Material and methods
We retrospectively analysed adult patients admitted in four French intensive care units, between November 2010 and December 2014, for severe traumatic brain injury (TBI) or subarachnoid hemorrhage (SAH). We undertook clinical and radiological findings of patients presenting intracranial hypertension (ICHT) presumably in relation with external hydrocephalus (delayed ICHT concomitant to a paradoxical enlargement of subarachnoid spaces), treated with cerebrospinal fluid (CSF) external lumbar drainage (ELD).
33 patients (19 men, mean age 46.7 yrs [+/-17.5]) admitted for TBI (n=22), SAH (n=8) or other brain insults (n=3) with a mean initial Glasgow score of 8 (+/- 4) were included. 25 (75.8%) patients did not receive former external ventricular drainage. In all cases, ELD was dramatically effective to lower intracranial pressure (25.2 mmHg [+/-9.1] before EDL vs 7.4 mmHg [+/-6.0] after EDL). No mydriasis or intracranial bleeding occurred. One patient (3%) developed an ELD infection. Patients were discharged from ICU with a mean modified Rankin Score of 4[+/-1].

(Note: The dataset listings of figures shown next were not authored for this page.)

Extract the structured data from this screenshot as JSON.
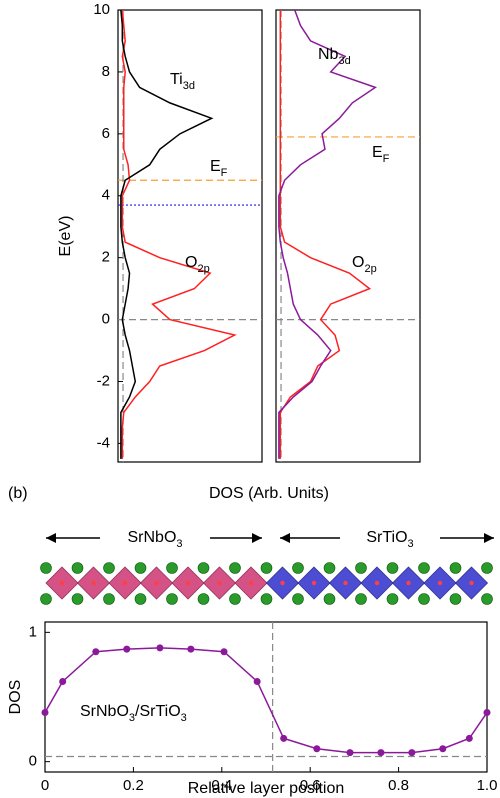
{
  "chart_data": [
    {
      "type": "line",
      "ylabel": "E(eV)",
      "xlabel": "DOS (Arb. Units)",
      "ylim": [
        -4.6,
        10
      ],
      "yticks": [
        -4,
        -2,
        0,
        2,
        4,
        6,
        8,
        10
      ],
      "xlim": [
        0,
        1
      ],
      "y": [
        -4.5,
        -4,
        -3.5,
        -3,
        -2.5,
        -2,
        -1.5,
        -1,
        -0.5,
        0,
        0.5,
        1,
        1.5,
        2,
        2.5,
        3,
        3.5,
        4,
        4.5,
        5,
        5.5,
        6,
        6.5,
        7,
        7.5,
        8,
        8.5,
        9,
        9.5,
        10
      ],
      "series": [
        {
          "color": "#ff2020",
          "values": [
            0.03,
            0.03,
            0.03,
            0.04,
            0.12,
            0.22,
            0.29,
            0.6,
            0.81,
            0.36,
            0.24,
            0.53,
            0.64,
            0.29,
            0.05,
            0.03,
            0.03,
            0.03,
            0.08,
            0.07,
            0.04,
            0.04,
            0.04,
            0.04,
            0.04,
            0.05,
            0.03,
            0.05,
            0.04,
            0.03
          ]
        },
        {
          "color": "#000000",
          "values": [
            0.02,
            0.02,
            0.02,
            0.02,
            0.08,
            0.12,
            0.1,
            0.08,
            0.05,
            0.03,
            0.05,
            0.07,
            0.08,
            0.05,
            0.03,
            0.02,
            0.02,
            0.02,
            0.05,
            0.22,
            0.29,
            0.43,
            0.65,
            0.36,
            0.15,
            0.08,
            0.05,
            0.03,
            0.03,
            0.02
          ]
        }
      ],
      "hlines": [
        {
          "value": 0,
          "color": "#888888",
          "style": "dashed"
        },
        {
          "value": 4.5,
          "color": "#f5a030",
          "style": "dashed"
        },
        {
          "value": 3.7,
          "color": "#1a1aff",
          "style": "dotted"
        }
      ],
      "vlines": [
        {
          "value": 0.035,
          "color": "#888888",
          "style": "dashed"
        }
      ],
      "annotations": [
        {
          "color": "#000000",
          "text": [
            {
              "text": "Ti"
            },
            {
              "text": "3d",
              "sub": true
            }
          ]
        },
        {
          "color": "#f5a030",
          "text": [
            {
              "text": "E"
            },
            {
              "text": "F",
              "sub": true
            }
          ]
        },
        {
          "color": "#ff2020",
          "text": [
            {
              "text": "O"
            },
            {
              "text": "2p",
              "sub": true
            }
          ]
        }
      ]
    },
    {
      "type": "line",
      "ylim": [
        -4.6,
        10
      ],
      "xlim": [
        0,
        1
      ],
      "y": [
        -4.5,
        -4,
        -3.5,
        -3,
        -2.5,
        -2,
        -1.5,
        -1,
        -0.5,
        0,
        0.5,
        1,
        1.5,
        2,
        2.5,
        3,
        3.5,
        4,
        4.5,
        5,
        5.5,
        6,
        6.5,
        7,
        7.5,
        8,
        8.5,
        9,
        9.5,
        10
      ],
      "series": [
        {
          "color": "#ff2020",
          "values": [
            0.03,
            0.03,
            0.03,
            0.03,
            0.1,
            0.24,
            0.29,
            0.44,
            0.41,
            0.31,
            0.38,
            0.65,
            0.51,
            0.24,
            0.06,
            0.03,
            0.03,
            0.03,
            0.03,
            0.03,
            0.03,
            0.03,
            0.03,
            0.03,
            0.03,
            0.03,
            0.03,
            0.03,
            0.03,
            0.03
          ]
        },
        {
          "color": "#8b1a9b",
          "values": [
            0.02,
            0.02,
            0.02,
            0.02,
            0.12,
            0.25,
            0.31,
            0.38,
            0.29,
            0.17,
            0.12,
            0.1,
            0.08,
            0.05,
            0.03,
            0.02,
            0.02,
            0.02,
            0.06,
            0.17,
            0.34,
            0.32,
            0.44,
            0.53,
            0.69,
            0.38,
            0.48,
            0.24,
            0.17,
            0.13
          ]
        }
      ],
      "hlines": [
        {
          "value": 0,
          "color": "#888888",
          "style": "dashed"
        },
        {
          "value": 5.9,
          "color": "#f5a030",
          "style": "dashed"
        }
      ],
      "vlines": [
        {
          "value": 0.035,
          "color": "#888888",
          "style": "dashed"
        }
      ],
      "annotations": [
        {
          "color": "#8b1a9b",
          "text": [
            {
              "text": "Nb"
            },
            {
              "text": "3d",
              "sub": true
            }
          ]
        },
        {
          "color": "#f5a030",
          "text": [
            {
              "text": "E"
            },
            {
              "text": "F",
              "sub": true
            }
          ]
        },
        {
          "color": "#ff2020",
          "text": [
            {
              "text": "O"
            },
            {
              "text": "2p",
              "sub": true
            }
          ]
        }
      ]
    },
    {
      "type": "line",
      "ylabel": "DOS",
      "xlabel": "Relative layer position",
      "xlim": [
        0,
        1
      ],
      "ylim": [
        -0.08,
        1.08
      ],
      "xticks": [
        0,
        0.2,
        0.4,
        0.6,
        0.8,
        {
          "value": 1,
          "label": "1.0"
        }
      ],
      "yticks": [
        0,
        1
      ],
      "x": [
        0,
        0.04,
        0.115,
        0.185,
        0.26,
        0.33,
        0.405,
        0.48,
        0.54,
        0.615,
        0.69,
        0.76,
        0.83,
        0.9,
        0.96,
        1
      ],
      "series": [
        {
          "color": "#8b1a9b",
          "values": [
            0.38,
            0.62,
            0.85,
            0.87,
            0.88,
            0.87,
            0.85,
            0.62,
            0.18,
            0.1,
            0.07,
            0.07,
            0.07,
            0.1,
            0.18,
            0.38
          ]
        }
      ],
      "hlines": [
        {
          "value": 0.04,
          "color": "#888888",
          "style": "dashed"
        }
      ],
      "vlines": [
        {
          "value": 0.515,
          "color": "#888888",
          "style": "dashed"
        }
      ],
      "annotations": [
        {
          "color": "#8b1a9b",
          "text": [
            {
              "text": "SrNbO"
            },
            {
              "text": "3",
              "sub": true
            },
            {
              "text": "/SrTiO"
            },
            {
              "text": "3",
              "sub": true
            }
          ]
        }
      ]
    }
  ],
  "panel_label": "(b)",
  "structure": {
    "left_label": [
      {
        "text": "SrNbO"
      },
      {
        "text": "3",
        "sub": true
      }
    ],
    "right_label": [
      {
        "text": "SrTiO"
      },
      {
        "text": "3",
        "sub": true
      }
    ]
  }
}
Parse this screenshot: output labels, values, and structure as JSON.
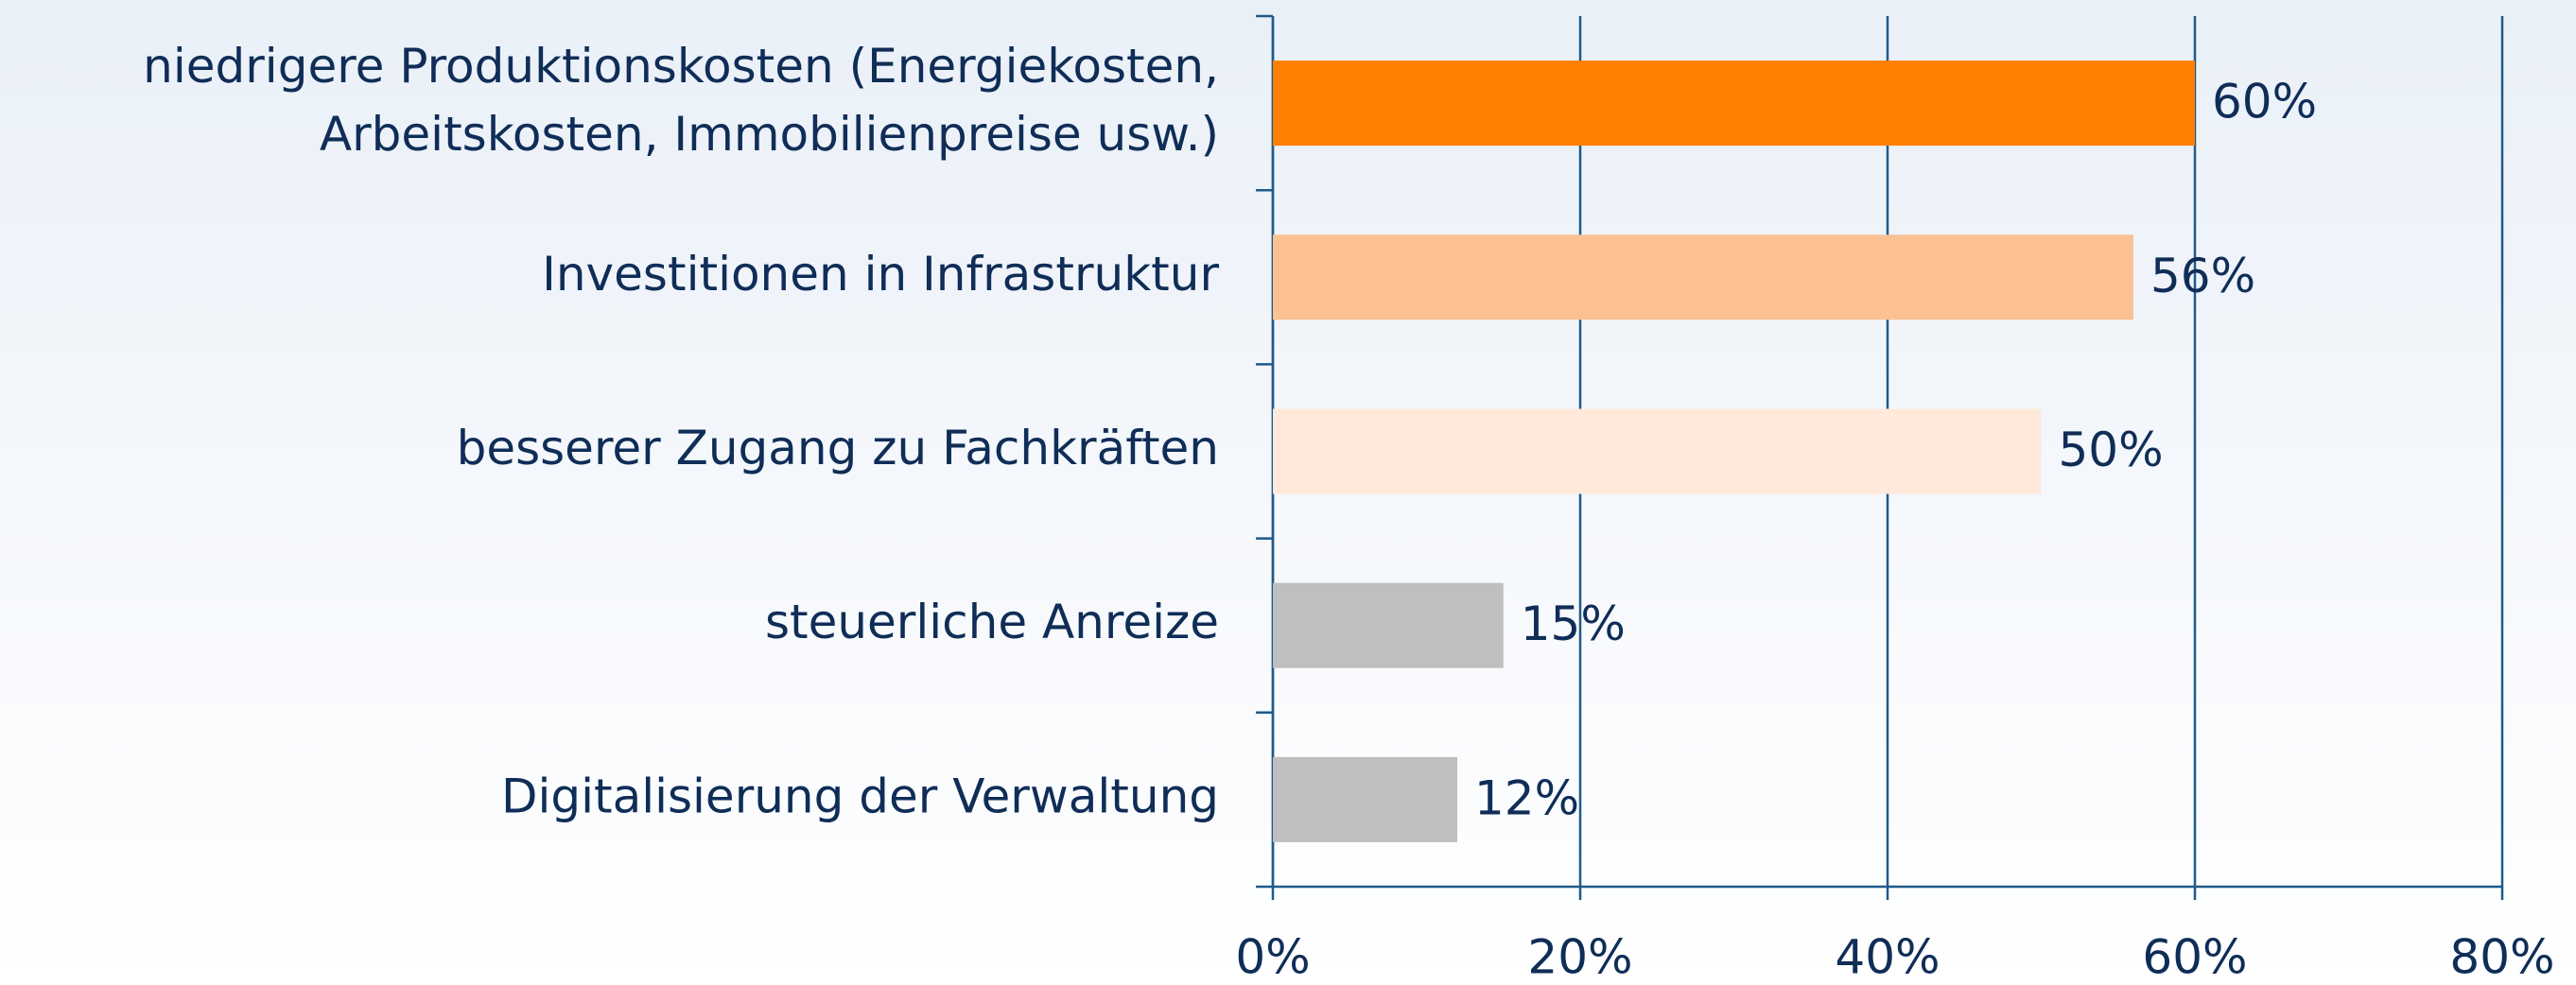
{
  "chart_data": {
    "type": "bar",
    "orientation": "horizontal",
    "categories": [
      "niedrigere Produktionskosten (Energiekosten,\nArbeitskosten, Immobilienpreise usw.)",
      "Investitionen in Infrastruktur",
      "besserer Zugang zu Fachkräften",
      "steuerliche Anreize",
      "Digitalisierung der Verwaltung"
    ],
    "values": [
      60,
      56,
      50,
      15,
      12
    ],
    "value_labels": [
      "60%",
      "56%",
      "50%",
      "15%",
      "12%"
    ],
    "colors": [
      "#ff7f00",
      "#fbc193",
      "#ffe9da",
      "#bfbfbf",
      "#bfbfbf"
    ],
    "xlim": [
      0,
      80
    ],
    "xticks": [
      {
        "value": 0,
        "label": "0%"
      },
      {
        "value": 20,
        "label": "20%"
      },
      {
        "value": 40,
        "label": "40%"
      },
      {
        "value": 60,
        "label": "60%"
      },
      {
        "value": 80,
        "label": "80%"
      }
    ],
    "grid": true
  }
}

Often described as a passive process (e.g. hygroma), CSF accumulation around the brain after acute cerebral insults in adults can be approached as an active process of external hydrocephalus. This diagnosis remains often subtle, but should systematically be evoked when CT scan show paradoxical enlargement of subarachnoid spaces in a context of ICHT. Our data tend to confirm that in these specific situations, ELD should be considered as a safe, effective and minimal invasive option.